March 14, 2023
Partial Malcolm X Quote Removed from University 30 Years After Campus Protest and Takeover
Looks like Malcolm X is still ruffling some feathers after all these years.
Thirty years after the Black Student Leadership Group at the University of Rhode Island protested over a quote from the civil rights leader, NPR reported the school has removed a partial quote from the front of school’s main library. Blank panels with matching granite will replace where the quote used to be.
The protest started because students felt the shortened quote from, The Autobiography of Malcolm X, misrepresented the full meaning of X’s message, reading, “My alma mater was books, a good library … I could spend the rest of my life reading, just satisfying my curiosity.”

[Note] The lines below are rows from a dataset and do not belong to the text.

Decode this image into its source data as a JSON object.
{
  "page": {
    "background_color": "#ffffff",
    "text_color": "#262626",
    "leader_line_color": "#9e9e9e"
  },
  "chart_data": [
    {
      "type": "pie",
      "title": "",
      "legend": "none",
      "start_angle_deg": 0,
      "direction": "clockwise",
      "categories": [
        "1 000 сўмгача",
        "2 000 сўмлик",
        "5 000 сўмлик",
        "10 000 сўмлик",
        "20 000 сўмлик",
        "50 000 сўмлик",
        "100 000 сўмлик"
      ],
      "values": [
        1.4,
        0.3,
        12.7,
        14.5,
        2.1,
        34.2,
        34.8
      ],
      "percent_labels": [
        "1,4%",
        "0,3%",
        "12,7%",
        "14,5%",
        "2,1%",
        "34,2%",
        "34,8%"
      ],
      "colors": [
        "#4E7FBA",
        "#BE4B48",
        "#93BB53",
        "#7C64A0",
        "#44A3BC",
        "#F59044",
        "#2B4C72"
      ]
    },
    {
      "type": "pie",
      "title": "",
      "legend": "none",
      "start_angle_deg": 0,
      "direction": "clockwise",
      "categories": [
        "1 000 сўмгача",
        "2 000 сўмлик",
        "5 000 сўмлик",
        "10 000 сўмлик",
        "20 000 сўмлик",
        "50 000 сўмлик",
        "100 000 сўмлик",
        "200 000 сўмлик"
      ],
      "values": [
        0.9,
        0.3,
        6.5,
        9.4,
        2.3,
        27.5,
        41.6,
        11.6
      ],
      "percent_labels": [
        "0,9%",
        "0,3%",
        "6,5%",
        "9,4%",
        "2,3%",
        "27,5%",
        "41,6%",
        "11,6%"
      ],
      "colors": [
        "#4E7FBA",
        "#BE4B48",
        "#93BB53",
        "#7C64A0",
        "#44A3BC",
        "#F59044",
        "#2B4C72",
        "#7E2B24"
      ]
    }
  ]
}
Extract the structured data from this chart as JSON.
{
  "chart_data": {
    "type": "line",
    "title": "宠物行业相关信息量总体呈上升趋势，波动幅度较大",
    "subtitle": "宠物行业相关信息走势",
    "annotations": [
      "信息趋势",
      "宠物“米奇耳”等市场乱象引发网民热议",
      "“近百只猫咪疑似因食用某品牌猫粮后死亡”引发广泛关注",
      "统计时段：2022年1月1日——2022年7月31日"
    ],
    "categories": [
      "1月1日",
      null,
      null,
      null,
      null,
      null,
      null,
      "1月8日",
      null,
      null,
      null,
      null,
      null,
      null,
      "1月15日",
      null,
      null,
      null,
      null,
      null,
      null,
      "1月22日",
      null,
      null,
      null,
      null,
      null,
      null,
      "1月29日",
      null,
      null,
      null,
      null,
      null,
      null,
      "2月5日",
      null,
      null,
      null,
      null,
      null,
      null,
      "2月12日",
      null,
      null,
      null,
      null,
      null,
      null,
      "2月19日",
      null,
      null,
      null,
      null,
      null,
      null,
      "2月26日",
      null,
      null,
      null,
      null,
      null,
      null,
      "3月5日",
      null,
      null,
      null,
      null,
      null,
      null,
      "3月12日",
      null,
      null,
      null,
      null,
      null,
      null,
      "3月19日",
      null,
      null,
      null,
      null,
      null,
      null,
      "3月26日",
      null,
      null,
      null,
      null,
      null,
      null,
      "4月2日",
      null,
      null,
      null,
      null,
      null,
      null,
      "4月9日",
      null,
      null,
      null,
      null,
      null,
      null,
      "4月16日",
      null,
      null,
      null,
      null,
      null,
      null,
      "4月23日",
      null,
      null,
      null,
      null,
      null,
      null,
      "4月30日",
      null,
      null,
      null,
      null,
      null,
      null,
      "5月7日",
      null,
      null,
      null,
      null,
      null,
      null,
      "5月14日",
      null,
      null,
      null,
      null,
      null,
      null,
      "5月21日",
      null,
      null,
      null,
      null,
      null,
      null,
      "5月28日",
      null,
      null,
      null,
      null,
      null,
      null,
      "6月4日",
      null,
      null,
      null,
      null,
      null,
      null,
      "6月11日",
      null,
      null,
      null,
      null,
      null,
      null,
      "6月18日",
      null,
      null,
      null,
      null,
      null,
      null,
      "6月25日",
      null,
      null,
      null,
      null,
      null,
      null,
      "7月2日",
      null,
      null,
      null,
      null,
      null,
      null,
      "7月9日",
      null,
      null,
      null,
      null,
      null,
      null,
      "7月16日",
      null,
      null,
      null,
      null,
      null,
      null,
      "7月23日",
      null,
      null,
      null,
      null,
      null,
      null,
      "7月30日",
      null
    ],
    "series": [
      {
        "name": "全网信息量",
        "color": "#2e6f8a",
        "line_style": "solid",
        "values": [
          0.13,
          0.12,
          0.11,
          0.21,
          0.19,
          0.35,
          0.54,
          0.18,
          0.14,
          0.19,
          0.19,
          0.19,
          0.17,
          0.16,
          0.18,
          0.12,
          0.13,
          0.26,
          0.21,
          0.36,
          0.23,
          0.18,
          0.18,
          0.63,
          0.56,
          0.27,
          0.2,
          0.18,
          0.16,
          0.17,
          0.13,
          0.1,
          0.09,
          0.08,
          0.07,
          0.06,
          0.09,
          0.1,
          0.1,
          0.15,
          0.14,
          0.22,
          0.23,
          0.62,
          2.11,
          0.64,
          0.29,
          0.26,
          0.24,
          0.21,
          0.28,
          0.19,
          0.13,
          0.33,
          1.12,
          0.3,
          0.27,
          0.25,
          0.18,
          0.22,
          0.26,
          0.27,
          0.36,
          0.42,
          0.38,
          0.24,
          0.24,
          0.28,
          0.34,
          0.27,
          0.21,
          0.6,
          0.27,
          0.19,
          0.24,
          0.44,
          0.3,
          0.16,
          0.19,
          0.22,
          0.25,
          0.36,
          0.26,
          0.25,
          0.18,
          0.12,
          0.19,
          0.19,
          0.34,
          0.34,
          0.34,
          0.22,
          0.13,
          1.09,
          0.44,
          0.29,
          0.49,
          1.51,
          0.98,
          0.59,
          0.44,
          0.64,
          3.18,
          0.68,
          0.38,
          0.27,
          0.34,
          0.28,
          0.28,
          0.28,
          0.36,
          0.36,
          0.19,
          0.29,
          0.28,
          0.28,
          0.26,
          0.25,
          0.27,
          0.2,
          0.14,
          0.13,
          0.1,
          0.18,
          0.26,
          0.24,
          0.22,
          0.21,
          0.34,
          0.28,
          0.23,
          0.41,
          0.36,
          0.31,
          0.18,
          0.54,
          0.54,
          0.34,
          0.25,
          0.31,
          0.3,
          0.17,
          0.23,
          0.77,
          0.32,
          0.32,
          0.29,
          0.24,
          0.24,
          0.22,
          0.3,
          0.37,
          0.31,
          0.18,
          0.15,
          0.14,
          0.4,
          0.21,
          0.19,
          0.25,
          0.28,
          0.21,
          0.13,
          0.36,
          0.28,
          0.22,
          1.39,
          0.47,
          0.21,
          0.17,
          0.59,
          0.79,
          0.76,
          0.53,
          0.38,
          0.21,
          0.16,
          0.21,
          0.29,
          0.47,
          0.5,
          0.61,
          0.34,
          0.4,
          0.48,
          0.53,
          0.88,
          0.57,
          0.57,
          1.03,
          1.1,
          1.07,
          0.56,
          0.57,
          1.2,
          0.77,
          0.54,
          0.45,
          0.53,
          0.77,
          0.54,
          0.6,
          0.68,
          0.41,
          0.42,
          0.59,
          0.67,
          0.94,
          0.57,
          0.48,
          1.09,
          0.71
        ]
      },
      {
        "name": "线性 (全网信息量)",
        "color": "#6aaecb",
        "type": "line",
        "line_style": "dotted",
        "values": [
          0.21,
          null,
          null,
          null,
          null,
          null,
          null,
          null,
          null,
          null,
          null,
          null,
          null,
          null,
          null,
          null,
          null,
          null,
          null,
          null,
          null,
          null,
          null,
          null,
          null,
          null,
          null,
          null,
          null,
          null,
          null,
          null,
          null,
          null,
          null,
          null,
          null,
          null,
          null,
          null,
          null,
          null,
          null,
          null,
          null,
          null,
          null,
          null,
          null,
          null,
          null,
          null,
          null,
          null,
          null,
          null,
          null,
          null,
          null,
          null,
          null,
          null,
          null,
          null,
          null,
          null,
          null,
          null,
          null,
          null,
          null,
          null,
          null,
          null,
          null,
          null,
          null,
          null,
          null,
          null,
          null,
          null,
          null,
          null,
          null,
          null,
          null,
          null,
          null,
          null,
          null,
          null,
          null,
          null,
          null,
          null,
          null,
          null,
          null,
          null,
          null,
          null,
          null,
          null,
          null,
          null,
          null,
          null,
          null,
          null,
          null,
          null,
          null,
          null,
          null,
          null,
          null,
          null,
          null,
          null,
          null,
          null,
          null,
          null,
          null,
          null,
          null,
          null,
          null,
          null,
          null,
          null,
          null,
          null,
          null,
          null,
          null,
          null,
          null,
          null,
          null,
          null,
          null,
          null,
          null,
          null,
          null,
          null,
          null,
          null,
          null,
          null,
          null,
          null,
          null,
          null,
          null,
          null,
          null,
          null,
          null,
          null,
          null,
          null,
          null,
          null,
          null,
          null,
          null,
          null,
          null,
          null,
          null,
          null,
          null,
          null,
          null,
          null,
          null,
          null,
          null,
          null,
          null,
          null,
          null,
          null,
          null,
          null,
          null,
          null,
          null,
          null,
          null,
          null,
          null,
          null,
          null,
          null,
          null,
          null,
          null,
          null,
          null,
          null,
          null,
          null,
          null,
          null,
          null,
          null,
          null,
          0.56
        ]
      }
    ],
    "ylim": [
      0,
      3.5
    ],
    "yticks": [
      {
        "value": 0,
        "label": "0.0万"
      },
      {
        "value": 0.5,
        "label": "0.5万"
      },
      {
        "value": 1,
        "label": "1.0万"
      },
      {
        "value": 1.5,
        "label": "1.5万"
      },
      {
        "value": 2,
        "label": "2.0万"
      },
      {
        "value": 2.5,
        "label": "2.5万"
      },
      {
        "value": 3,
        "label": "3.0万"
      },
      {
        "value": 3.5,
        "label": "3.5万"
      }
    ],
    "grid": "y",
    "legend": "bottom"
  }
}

The full quote states, “I told the Englishman that my alma mater was books, a good library. Every time I catch a plane, I have with me a book that I want to read — and that’s a lot of books these days. If I weren’t out here every day battling the white man, I could spend the rest of my life reading, just satisfying my curiosity — because you can hardly mention anything I’m not curious about.”

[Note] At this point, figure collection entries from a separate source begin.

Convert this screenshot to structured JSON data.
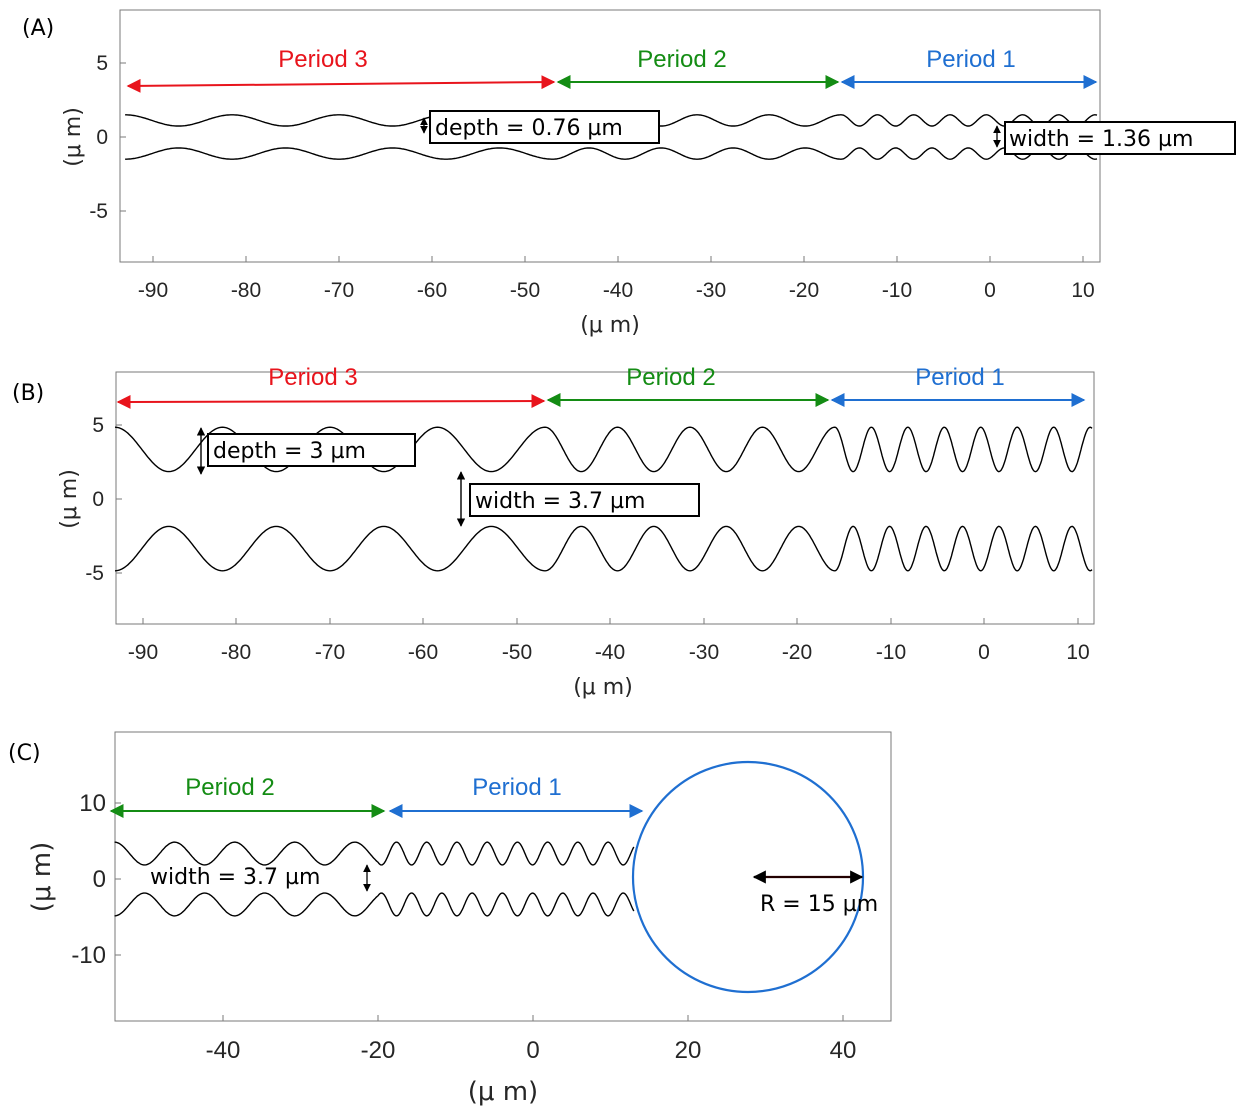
{
  "panels": {
    "a": {
      "label": "(A)",
      "xlabel": "(μ m)",
      "ylabel": "(μ m)",
      "xticks": [
        "-90",
        "-80",
        "-70",
        "-60",
        "-50",
        "-40",
        "-30",
        "-20",
        "-10",
        "0",
        "10"
      ],
      "yticks": [
        "5",
        "0",
        "-5"
      ],
      "periods": [
        {
          "label": "Period 3",
          "color": "#e8141c"
        },
        {
          "label": "Period 2",
          "color": "#148c14"
        },
        {
          "label": "Period 1",
          "color": "#1f6fd1"
        }
      ],
      "depth_label": "depth = 0.76 µm",
      "width_label": "width = 1.36 µm"
    },
    "b": {
      "label": "(B)",
      "xlabel": "(μ m)",
      "ylabel": "(μ m)",
      "xticks": [
        "-90",
        "-80",
        "-70",
        "-60",
        "-50",
        "-40",
        "-30",
        "-20",
        "-10",
        "0",
        "10"
      ],
      "yticks": [
        "5",
        "0",
        "-5"
      ],
      "periods": [
        {
          "label": "Period 3",
          "color": "#e8141c"
        },
        {
          "label": "Period 2",
          "color": "#148c14"
        },
        {
          "label": "Period 1",
          "color": "#1f6fd1"
        }
      ],
      "depth_label": "depth = 3 µm",
      "width_label": "width = 3.7 µm"
    },
    "c": {
      "label": "(C)",
      "xlabel": "(μ m)",
      "ylabel": "(μ m)",
      "xticks": [
        "-40",
        "-20",
        "0",
        "20",
        "40"
      ],
      "yticks": [
        "10",
        "0",
        "-10"
      ],
      "periods": [
        {
          "label": "Period 2",
          "color": "#148c14"
        },
        {
          "label": "Period 1",
          "color": "#1f6fd1"
        }
      ],
      "width_label": "width = 3.7 µm",
      "radius_label": "R = 15 µm",
      "circle_color": "#1f6fd1"
    }
  },
  "chart_data": [
    {
      "panel": "A",
      "type": "line",
      "xlim": [
        -93,
        11.5
      ],
      "ylim": [
        -8.5,
        8.5
      ],
      "series": [
        {
          "segment": "Period 3",
          "x_range": [
            -93,
            -47
          ],
          "wavelength": 11.5,
          "center": 1.12,
          "amplitude": 0.38
        },
        {
          "segment": "Period 2",
          "x_range": [
            -47,
            -16
          ],
          "wavelength": 7.75,
          "center": 1.12,
          "amplitude": 0.38
        },
        {
          "segment": "Period 1",
          "x_range": [
            -16,
            11.5
          ],
          "wavelength": 3.9,
          "center": 1.12,
          "amplitude": 0.38
        }
      ],
      "symmetric_walls": true,
      "period_ranges": [
        [
          -92.5,
          -47.5
        ],
        [
          -46.5,
          -16.5
        ],
        [
          -15.5,
          11
        ]
      ],
      "annotations": {
        "depth_um": 0.76,
        "width_um": 1.36
      }
    },
    {
      "panel": "B",
      "type": "line",
      "xlim": [
        -93,
        11.5
      ],
      "ylim": [
        -8.5,
        8.5
      ],
      "series": [
        {
          "segment": "Period 3",
          "x_range": [
            -93,
            -47
          ],
          "wavelength": 11.5,
          "center": 3.35,
          "amplitude": 1.5
        },
        {
          "segment": "Period 2",
          "x_range": [
            -47,
            -16
          ],
          "wavelength": 7.75,
          "center": 3.35,
          "amplitude": 1.5
        },
        {
          "segment": "Period 1",
          "x_range": [
            -16,
            11.5
          ],
          "wavelength": 3.9,
          "center": 3.35,
          "amplitude": 1.5
        }
      ],
      "symmetric_walls": true,
      "period_ranges": [
        [
          -93,
          -47
        ],
        [
          -47,
          -16.5
        ],
        [
          -16.5,
          11
        ]
      ],
      "annotations": {
        "depth_um": 3,
        "width_um": 3.7
      }
    },
    {
      "panel": "C",
      "type": "line",
      "xlim": [
        -54,
        46
      ],
      "ylim": [
        -19,
        19
      ],
      "series": [
        {
          "segment": "Period 2",
          "x_range": [
            -54,
            -20
          ],
          "wavelength": 7.75,
          "center": 3.35,
          "amplitude": 1.5
        },
        {
          "segment": "Period 1",
          "x_range": [
            -20,
            13
          ],
          "wavelength": 3.9,
          "center": 3.35,
          "amplitude": 1.5
        }
      ],
      "symmetric_walls": true,
      "period_ranges": [
        [
          -54,
          -19
        ],
        [
          -19,
          14.5
        ]
      ],
      "circle": {
        "center_x": 28,
        "center_y": 0,
        "radius": 15
      },
      "annotations": {
        "width_um": 3.7,
        "radius_um": 15
      }
    }
  ]
}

Students were so enraged, it sparked a takeover of a campus building. The 1992 protestors gathered for a reunion, where Marc Parlange, university president, vowed to have it removed. “The removal of this inscription started 30 years ago, when a group of URI students had the courage to stand up and speak out against injustices happening at that time,” Parlange said, according to WBUR News. “Our university is grateful to those students for their courage, and I am grateful to today’s generation of student leaders who, advocating in that same spirit, continue to inspire our ongoing work to foster a truly inclusive and equitable community.”
X, whose real name was Malcolm Little and later changed to el-Hajj Malik el-Shabazz, was assassinated in 1965 at the age of 39. Inspired by his activism, Michelle Fontes, who participated in the campus protest, said she’s pleased she is seeing what she worked for. “I am happy to have been part of the activism that took place in 1992 and this quote finally being removed is proof that our new administration is listening and striving to do better,” Fontes said.